In 1953, Phil joined The Mattachine Society, the first gay organization in the U.S. On New Year’s Eve 1965, he helped create The Circle of Friends, Dallas’ first LGBT organization, which then formed alliances with non-gay ministers and neighbors to help prevent harassment and discrimination against the LGBT community at a time when gay people still faced possible jail time of up to 15 years if they were convicted under the Texas sodomy law.

Under threat of arrest, Phil helped organize Dallas’ first LGBT Pride parade, and on June 24, 1972, he led the parade down Main Street in downtown Dallas. That was the same year he participated in a demonstration at the American Psychiatric Association’s conference in Dallas, petitioning the APA to remove homosexuality from its list of mental diseases. There is a famous photo that shows Phil dancing with activist Frank Kameny at that conference. The APA removed homosexuality from the list the following year.

Phil also helped found the Dallas Metropolitan Community Church, now known as Cathedral of Hope UCC, the largest LGBT church in the world, and he published Dallas’ first LGBT newspaper. At an event in 2008, he acknowledged, “Yes, I have marched in every March on Washington except one, and yes, [I’ve] risked being arrested on the Supreme Court steps.”

Phil also helped organize The Trinity River Aquatic Club (TRAC), which later became part of Team Dallas, the group of athletes that participated in several Gay Games events, and he participated in Cheer Dallas. As a member of TRAC and Team Dallas, Phil competed in the Gay Games as a swimmer, winning five gold medals his first time competing. He noted that he won because he was the only competitor in his age bracket. But when he tried to turn down the medals because of that, organizers said he deserved the medals because he was there competing when others his age could not.
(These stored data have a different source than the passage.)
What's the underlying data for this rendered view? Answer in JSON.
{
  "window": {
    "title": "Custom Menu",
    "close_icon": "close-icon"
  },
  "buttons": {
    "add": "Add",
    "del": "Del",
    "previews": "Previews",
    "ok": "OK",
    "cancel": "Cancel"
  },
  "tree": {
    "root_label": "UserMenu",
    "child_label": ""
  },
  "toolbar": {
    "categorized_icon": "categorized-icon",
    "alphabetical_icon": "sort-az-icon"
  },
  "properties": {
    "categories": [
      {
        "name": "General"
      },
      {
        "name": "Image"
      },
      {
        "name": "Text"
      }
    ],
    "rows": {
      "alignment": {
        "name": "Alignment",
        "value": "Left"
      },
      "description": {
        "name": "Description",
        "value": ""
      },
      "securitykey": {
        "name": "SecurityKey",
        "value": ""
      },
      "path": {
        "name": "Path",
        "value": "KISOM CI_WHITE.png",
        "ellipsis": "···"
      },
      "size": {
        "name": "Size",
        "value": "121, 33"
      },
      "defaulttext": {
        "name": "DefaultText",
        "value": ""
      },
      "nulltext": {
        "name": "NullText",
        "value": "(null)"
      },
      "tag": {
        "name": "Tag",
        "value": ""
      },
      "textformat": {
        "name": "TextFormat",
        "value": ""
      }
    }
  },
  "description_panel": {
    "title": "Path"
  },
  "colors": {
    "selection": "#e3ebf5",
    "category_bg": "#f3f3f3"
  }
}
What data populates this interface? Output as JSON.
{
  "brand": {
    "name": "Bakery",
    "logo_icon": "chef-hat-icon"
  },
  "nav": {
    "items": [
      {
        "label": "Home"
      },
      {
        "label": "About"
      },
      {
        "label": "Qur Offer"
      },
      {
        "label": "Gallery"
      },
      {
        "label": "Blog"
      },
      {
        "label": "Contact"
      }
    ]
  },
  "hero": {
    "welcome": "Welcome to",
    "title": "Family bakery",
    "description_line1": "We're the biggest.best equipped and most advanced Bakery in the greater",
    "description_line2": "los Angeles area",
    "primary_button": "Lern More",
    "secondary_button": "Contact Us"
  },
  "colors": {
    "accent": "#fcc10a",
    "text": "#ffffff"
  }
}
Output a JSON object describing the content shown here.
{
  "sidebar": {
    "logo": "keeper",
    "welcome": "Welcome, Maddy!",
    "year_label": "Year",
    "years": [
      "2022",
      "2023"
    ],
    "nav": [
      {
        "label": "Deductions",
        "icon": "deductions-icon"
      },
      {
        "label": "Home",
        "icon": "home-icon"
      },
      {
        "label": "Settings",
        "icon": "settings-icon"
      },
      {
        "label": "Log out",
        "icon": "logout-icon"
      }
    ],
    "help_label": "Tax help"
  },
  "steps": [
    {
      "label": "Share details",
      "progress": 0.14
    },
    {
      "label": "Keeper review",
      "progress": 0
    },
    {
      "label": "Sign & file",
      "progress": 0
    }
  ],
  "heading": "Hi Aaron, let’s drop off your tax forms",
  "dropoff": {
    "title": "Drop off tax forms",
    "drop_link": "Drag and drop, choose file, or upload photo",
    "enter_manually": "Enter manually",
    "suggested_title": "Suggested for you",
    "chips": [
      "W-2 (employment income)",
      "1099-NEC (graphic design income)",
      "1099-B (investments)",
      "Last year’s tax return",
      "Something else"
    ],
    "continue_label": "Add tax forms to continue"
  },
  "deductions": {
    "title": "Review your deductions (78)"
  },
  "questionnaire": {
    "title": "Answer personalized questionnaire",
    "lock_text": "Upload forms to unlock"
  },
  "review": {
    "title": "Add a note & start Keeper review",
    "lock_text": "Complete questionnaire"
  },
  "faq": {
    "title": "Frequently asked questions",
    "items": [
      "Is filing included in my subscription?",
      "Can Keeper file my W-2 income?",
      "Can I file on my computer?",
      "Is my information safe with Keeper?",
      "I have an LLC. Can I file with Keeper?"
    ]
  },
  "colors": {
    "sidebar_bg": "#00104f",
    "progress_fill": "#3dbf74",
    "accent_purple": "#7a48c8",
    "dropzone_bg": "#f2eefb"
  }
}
Phil was a talented storyteller and writer, and often contributed to the magazine This Week in Texas and to Dallas Voice as both a writer and a source. His talents, his dedication and his love for his community made him a legend in the LGBT community.
Phil was preceded in death by his sister Francis Melba Johnson, his niece Debera Creech and his nephew, Gary Cook. He is survived by his sister, Mary Fields of Plano, and his nieces, Gwynn Kruger of Emory, Kathy Parks of Dallas, and Teresa Lambright of Plano; and numerous great-nieces and -nephews, and a legion of friends and admirers.

Several years ago, Phil registered with the Willed Body Program at UT Southwestern Medical Center, representatives of which picked up his body from the nursing home shortly after his death. His body will be used for medical research and teaching, then cremated and his ashes buried at sea by being spread on the waters of the Gulf of Mexico off the Texas coast.

While not exactly as he once described, his body was used as Phil wanted when he once said: “When I am gone, anyone needing a kidney, a spleen or a bone, all free of sexually-transmitted disease, are welcome to mine. Then kindly cremate what’s left, dump the ashes in a whole and drop in a pecan and some dirt, so I can continue to benefit the world for many years thereafter.”

He added, “If those of us who have gone before helped pave the way for you, then I ask you to do something — anything — for those who will follow, because there is so much yet to be done.”